Añado los incisos entre paréntesis porque es ese el comentario audiovisual del director a los hechos narrados. Si todo parece muy obvio y, sobre todo, muy tonto, es porque lo es. Se supone que cada de una de estas situaciones es un chiste. Y no cualquiera, sino uno hilarante, agudo, irreverente. Ocho minutos de ovación cerrada tras la proyección en Cannes y el premio a mejor película dicen mucho de la audiencia y el jurado.

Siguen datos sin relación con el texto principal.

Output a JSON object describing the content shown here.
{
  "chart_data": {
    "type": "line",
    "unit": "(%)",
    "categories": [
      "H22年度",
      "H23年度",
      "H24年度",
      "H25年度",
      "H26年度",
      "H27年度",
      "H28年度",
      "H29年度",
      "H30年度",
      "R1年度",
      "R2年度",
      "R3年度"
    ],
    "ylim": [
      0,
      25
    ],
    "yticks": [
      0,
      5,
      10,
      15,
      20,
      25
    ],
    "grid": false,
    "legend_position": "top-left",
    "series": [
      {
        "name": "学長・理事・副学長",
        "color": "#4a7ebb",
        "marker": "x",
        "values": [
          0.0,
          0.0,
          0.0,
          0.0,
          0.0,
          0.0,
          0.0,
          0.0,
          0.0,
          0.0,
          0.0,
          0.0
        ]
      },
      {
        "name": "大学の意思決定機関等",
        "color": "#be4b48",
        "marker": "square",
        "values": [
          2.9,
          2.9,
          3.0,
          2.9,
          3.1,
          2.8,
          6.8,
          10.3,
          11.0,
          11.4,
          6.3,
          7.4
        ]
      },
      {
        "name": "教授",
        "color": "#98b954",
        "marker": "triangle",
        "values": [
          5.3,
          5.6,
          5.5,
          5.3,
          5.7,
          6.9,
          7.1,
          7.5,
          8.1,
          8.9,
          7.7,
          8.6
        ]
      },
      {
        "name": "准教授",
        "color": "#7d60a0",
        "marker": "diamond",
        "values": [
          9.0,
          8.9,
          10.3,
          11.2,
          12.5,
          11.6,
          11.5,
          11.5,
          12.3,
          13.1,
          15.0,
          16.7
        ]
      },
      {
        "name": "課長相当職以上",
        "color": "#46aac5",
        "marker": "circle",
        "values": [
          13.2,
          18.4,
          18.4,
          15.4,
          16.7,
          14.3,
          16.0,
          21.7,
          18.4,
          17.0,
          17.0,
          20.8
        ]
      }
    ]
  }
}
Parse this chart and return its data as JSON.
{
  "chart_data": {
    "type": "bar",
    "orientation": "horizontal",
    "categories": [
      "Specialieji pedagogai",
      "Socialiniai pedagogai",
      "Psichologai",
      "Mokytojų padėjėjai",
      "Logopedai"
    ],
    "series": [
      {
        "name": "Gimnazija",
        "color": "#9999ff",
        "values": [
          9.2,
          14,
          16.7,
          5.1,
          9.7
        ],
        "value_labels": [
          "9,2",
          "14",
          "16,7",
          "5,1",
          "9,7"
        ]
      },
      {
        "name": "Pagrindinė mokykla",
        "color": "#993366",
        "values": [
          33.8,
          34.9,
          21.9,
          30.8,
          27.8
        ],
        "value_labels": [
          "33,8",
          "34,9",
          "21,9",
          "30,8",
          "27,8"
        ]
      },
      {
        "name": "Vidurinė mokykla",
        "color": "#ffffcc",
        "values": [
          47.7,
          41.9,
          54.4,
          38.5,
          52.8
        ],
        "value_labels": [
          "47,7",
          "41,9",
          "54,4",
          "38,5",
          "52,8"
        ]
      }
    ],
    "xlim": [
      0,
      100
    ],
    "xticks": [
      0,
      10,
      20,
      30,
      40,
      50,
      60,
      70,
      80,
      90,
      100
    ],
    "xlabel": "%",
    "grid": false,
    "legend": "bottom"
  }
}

Östlund viene de ganar otro palmarés por The Square, otra «sátira» del mundo de los ricos, esta vez de aquellos que son parte del mundo del arte. Una tontería pretenciosa solo superada por El triángulo, que tiene la irreverencia idiota y juvenil equivalente a creerse rebelde por llevar puesta una camiseta con una estampa warholiana del Che, pero peor: inundada literalmente de imágenes escatológicas y que definitivamente no dan risa, a menos que se tenga el sentido del humor burdo, tonto y agresivo de Alexandria Ocasio-Cortez, que fue a la MET Gala con un vestido que rezaba TAX THE RICH. Una cinta que tiene tanto desprecio por sus personajes como el que tiene por su audiencia, que bien permitiría al director autoproclamarse lo mismo que el ruso, sin la fertilidad consecuente. Una más, y sí, con tristeza, para los tiempos que corren.